As per CITI, Indian enterprises engaged in manufacturing within the nation may encounter difficulties in sustaining their production flow, hence resulting in market delays and possible scarcities. The product supply may be impacted by this disruption, and businesses may be forced to look for alternate manufacturing options to lessen the effects.

Global Apparel Market and India's Share In It

The global apparel market is a behemoth, driven by ever-changing fashion trends, consumer preferences, and economic conditions. It is a highly competitive landscape with significant opportunities and challenges.

While India is among the world's largest producers of textiles and apparel, its global apparel market share is around 4-5%. It puts it behind giants like the United States and China, which hold a significantly larger market share. The US, with apparel revenue of 351.35 billion, and China, with 313.82 billion in revenue, hold the first and second positions, respectively.

The apparel market is estimated to be valued at $1.79 trillion in 2024, accounting for 1.63% of the global gross domestic product. The apparel market is projected to grow at a CAGR of 2.81% between 2024 and 2028. The Apparel market accounts for 1.63% of the world’s GDP.

Bangladesh's Textile Industry

Bangladesh's textile industry is a cornerstone of its economy. It is one of the world's largest apparel exporters, second only to China. Here are a few things to know about its textile industry:

  • Massive Employment: The sector employs millions, primarily women, making it a significant contributor to the country's social and economic development.  
  • Export Dominance: Ready-made garments (RMG) account for the vast majority of Bangladesh's export earnings, making it heavily reliant on global fashion trends and consumer demand.  
  • Rapid Growth: The industry has experienced rapid growth in recent decades, driven by factors such as low labor costs, a favorable business climate, and increasing global demand for affordable clothing

Future of the Indian Textile Market

In yarn and fabric exports, with Bangladesh being a major buyer of Indian cotton yarn and fabrics, the spinning sector may face short-term issues. A swift recovery in Bangladesh is crucial for these two sectors.

Once the businesses resume production, which can happen in a week, demand for yarn and fabric may rebound strongly to manage the Shortages created by the disruption in their spinning sector.

Apparel imports from Bangladesh have declined over the past few months, and a further drastic reduction in imports is expected. Consequently, goods may not arrive in time for India’s upcoming festival season. It will help Indian manufacturers to get more orders from domestic retailers.
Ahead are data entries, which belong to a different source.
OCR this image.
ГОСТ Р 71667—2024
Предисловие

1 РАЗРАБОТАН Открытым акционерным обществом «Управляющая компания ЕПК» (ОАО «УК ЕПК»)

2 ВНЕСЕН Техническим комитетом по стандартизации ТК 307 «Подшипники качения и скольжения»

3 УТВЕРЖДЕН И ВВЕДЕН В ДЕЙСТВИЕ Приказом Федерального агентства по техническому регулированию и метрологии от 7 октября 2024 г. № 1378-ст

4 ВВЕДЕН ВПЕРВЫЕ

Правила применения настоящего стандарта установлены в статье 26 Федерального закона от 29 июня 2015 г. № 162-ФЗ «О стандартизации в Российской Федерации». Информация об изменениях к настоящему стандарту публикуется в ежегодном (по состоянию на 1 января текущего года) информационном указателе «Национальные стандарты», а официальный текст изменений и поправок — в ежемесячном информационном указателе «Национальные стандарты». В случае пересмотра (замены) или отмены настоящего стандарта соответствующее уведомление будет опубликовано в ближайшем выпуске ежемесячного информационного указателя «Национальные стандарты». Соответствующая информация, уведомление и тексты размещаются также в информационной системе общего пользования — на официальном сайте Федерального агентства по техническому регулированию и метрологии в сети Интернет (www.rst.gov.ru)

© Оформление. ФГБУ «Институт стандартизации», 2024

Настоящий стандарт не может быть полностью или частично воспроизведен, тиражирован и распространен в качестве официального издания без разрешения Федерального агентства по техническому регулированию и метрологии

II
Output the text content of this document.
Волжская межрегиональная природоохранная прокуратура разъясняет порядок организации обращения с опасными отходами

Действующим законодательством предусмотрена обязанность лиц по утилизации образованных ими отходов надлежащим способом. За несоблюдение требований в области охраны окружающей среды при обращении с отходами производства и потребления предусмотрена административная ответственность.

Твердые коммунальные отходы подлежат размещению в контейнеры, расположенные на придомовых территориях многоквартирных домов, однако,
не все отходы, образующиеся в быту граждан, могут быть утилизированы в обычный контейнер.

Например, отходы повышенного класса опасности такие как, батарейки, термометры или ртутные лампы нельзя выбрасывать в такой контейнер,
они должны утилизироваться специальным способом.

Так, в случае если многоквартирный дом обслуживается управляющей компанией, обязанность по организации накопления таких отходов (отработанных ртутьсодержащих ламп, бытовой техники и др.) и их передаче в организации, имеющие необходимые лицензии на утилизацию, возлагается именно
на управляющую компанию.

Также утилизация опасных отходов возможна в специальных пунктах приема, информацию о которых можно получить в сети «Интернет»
Bangladesh is the biggest customer for yarn exports as of now, with around 25% to 30% of exports going to Bangladesh. Any disruption over there will create issues here as well. However, this situation is relatively minor and has not yet impacted demand. But unless it is resolved or continues for a long period. Then, there could be a concern. But as of now, there does not seem to be an issue.

Conclusion

In the short term, there is a definitive impact of the Bangladesh crisis on the Indian textile industry. However, not everything is gloomy, as there are companies from the textile and spinning industries that are likely to benefit from the crises.